Wellington has a rapidly growing population and welcomes an additional 20,000+ commuters into the city for work daily. The speed at which we are expanding means that decisions need to be made about the future of Wellington transport, and fast.
Coming from a civil engineering background, Jone was excited to be a part of these long term projects when he joined the Council back in 2014.
“I was enthusiastic about Council’s long term plans which also included the resilience of the transport network and the thought of enabling people to travel safely to and from places on a resilient roading network. Also, the involvement from start to finish on projects and then seeing the end product is very satisfying.”
A lot of the work Jone does is behind the scenes, but it has a huge impact on how drivers navigate the city. He specialises in “roading assets” which are supporting structures that help to keep roads clear and safe. This includes “retaining walls, seawalls, bridges and tunnels”.
Jone also assesses unsupported slopes around the roading network to prevent slippages and landslides. In an earthquake prone city like Wellington, Jone and the team work hard to make sure our roads are resilient to natural disasters.
Two projects that Jone particularly enjoyed working on was the construction and rebuild of seawalls on Breaker Bay Road and The Esplanade in Island Bay.
“Both these projects had significant challenges” he says. They had to comply with current Building Codes, allow for future sea level rises and benefit the local communities.
But Jone is not one to shy away from a challenge.

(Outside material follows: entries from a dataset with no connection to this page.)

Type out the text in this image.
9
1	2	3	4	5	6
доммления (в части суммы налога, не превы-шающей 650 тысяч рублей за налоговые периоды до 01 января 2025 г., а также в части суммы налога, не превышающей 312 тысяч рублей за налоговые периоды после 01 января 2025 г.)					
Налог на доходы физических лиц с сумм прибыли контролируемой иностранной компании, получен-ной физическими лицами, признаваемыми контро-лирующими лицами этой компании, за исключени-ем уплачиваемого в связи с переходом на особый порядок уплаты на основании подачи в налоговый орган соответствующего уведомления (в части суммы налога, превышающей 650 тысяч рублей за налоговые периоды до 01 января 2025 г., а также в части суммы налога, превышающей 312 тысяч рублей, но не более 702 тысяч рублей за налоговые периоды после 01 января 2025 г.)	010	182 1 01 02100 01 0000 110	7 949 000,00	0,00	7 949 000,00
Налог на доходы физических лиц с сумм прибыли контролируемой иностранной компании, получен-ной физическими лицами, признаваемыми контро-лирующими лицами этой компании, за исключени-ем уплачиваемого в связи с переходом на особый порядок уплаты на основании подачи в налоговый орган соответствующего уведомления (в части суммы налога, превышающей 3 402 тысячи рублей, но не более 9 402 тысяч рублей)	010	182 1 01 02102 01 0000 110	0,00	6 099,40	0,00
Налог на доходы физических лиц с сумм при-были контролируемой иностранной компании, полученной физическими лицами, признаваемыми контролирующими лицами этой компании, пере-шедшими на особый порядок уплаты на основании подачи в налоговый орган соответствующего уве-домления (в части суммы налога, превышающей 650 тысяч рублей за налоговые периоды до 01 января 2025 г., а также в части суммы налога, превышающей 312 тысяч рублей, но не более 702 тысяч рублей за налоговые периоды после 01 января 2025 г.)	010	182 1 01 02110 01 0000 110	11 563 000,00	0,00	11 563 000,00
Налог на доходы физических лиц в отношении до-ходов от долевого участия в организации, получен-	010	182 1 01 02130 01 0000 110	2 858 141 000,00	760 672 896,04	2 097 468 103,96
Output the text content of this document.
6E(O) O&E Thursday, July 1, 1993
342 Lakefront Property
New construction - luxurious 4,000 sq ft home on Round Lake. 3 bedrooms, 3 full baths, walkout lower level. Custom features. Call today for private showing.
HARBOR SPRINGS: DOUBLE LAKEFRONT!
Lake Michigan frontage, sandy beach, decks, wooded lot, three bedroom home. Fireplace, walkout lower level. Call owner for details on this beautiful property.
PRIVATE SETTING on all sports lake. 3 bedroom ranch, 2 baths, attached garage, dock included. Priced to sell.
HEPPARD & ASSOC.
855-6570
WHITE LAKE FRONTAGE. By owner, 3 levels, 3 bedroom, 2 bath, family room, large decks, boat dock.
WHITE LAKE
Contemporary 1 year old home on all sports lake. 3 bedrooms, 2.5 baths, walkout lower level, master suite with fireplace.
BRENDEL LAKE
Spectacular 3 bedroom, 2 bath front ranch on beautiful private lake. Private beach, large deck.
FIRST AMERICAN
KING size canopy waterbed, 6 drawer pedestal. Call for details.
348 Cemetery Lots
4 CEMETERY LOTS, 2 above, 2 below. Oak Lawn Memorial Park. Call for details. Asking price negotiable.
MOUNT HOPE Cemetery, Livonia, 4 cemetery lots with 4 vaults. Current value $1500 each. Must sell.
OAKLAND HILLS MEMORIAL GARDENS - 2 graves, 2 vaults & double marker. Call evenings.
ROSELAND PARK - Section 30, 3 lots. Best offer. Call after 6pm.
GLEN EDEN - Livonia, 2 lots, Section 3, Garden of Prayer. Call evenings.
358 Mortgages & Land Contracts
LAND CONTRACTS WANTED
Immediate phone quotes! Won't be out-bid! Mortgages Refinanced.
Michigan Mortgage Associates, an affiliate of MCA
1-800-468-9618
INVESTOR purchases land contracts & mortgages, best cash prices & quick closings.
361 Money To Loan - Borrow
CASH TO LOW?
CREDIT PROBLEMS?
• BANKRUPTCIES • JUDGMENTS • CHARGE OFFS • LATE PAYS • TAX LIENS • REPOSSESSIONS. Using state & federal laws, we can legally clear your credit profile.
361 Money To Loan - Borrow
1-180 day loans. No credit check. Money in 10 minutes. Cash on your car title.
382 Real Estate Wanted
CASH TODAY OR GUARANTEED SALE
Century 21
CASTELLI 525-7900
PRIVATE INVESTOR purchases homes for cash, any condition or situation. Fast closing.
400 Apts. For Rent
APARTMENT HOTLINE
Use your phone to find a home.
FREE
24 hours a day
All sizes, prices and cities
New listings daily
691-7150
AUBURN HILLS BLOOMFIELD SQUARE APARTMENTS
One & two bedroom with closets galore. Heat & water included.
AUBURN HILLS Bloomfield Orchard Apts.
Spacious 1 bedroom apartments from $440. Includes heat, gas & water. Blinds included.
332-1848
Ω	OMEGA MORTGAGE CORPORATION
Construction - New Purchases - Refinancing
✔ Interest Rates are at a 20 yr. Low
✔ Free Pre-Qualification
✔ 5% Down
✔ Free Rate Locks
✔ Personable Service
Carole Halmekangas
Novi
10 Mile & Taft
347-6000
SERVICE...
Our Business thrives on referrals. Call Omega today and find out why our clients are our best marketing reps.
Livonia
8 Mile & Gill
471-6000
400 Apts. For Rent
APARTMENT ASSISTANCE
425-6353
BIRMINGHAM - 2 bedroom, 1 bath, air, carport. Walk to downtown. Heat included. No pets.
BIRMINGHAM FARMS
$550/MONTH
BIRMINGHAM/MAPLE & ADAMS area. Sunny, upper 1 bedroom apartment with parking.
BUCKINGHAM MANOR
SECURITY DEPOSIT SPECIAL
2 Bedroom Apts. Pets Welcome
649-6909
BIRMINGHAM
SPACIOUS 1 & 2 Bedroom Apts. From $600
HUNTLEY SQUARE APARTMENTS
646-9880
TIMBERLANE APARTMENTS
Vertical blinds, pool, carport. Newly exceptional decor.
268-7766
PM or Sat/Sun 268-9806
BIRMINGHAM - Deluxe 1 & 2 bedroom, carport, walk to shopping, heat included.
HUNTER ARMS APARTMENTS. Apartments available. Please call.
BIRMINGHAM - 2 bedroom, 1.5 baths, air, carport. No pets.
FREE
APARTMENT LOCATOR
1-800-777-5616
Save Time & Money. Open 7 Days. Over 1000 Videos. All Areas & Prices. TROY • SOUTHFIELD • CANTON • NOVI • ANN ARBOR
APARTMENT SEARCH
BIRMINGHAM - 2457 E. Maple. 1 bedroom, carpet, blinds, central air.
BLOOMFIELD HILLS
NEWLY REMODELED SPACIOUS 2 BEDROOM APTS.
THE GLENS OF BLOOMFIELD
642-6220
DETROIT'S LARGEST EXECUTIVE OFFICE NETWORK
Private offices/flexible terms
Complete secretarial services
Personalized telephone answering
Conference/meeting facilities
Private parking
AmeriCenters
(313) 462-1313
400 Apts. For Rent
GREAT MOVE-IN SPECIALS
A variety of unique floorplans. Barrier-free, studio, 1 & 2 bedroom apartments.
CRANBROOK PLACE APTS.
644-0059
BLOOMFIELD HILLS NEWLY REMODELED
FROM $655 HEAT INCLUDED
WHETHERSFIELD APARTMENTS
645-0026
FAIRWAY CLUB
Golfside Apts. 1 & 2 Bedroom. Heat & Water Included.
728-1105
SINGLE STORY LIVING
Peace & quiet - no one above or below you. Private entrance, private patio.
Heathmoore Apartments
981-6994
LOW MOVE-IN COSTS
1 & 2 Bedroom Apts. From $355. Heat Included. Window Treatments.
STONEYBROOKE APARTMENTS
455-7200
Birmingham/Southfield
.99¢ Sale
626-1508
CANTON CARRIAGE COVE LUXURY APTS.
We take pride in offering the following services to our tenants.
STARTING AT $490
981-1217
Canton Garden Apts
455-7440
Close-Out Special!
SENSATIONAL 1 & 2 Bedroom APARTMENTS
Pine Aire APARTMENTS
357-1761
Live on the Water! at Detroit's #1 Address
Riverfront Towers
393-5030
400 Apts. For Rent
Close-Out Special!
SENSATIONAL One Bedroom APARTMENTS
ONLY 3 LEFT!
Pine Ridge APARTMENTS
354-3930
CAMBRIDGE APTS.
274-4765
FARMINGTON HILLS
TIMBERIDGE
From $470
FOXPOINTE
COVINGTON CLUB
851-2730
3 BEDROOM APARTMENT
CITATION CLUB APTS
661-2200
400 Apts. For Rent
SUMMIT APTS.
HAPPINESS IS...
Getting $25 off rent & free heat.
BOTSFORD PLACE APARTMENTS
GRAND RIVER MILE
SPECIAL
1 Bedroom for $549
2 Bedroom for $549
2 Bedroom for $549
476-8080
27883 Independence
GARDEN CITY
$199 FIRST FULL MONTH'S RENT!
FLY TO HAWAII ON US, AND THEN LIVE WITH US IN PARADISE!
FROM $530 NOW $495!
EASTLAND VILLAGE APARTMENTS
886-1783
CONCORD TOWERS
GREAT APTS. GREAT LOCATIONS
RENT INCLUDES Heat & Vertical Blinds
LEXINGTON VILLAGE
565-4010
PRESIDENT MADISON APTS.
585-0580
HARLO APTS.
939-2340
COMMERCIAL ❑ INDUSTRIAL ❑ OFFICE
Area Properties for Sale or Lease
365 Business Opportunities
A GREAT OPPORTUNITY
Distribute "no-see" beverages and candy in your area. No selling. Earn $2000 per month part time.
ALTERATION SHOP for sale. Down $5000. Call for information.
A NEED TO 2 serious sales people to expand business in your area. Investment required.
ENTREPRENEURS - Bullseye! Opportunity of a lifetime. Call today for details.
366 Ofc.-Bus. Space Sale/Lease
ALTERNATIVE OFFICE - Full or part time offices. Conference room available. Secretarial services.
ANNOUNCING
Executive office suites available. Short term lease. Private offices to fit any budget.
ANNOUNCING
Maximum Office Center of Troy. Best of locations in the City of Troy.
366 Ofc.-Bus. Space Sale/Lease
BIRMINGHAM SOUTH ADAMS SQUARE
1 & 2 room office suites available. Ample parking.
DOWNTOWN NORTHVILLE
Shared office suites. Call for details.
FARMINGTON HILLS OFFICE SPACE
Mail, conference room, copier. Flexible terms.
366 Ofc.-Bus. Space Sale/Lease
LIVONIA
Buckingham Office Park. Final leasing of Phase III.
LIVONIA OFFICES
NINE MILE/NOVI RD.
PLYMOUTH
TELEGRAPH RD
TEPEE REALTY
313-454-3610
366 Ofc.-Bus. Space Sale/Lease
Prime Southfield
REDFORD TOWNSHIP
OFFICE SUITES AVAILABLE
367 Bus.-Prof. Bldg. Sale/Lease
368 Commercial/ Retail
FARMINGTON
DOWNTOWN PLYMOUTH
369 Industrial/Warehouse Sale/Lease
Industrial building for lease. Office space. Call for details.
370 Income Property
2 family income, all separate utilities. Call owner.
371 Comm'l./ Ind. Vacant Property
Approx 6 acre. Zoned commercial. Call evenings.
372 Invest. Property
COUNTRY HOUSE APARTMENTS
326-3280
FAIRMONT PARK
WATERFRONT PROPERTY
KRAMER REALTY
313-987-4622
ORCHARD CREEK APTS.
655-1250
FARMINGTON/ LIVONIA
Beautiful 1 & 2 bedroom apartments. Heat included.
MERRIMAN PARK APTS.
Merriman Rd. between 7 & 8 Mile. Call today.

Thanks to his creativity and innovation – both skills he says are vital in civil engineering – residents of Breaker Bay Road no longer fear for their homes in a storm and Island Bay is less vulnerable to climate change.
Engaging with communities and stakeholders is one of the best things Jone enjoys about working for a multi-disciplined organisation like Wellington City Council.
“It gives you a different perspective of people’s (ratepayers) concerns but, you get to assist in some way or the other.”
And that assistance does not go unnoticed.
“We get frequent emails from people appreciating the engineering work that Council has done to improve the roading network”.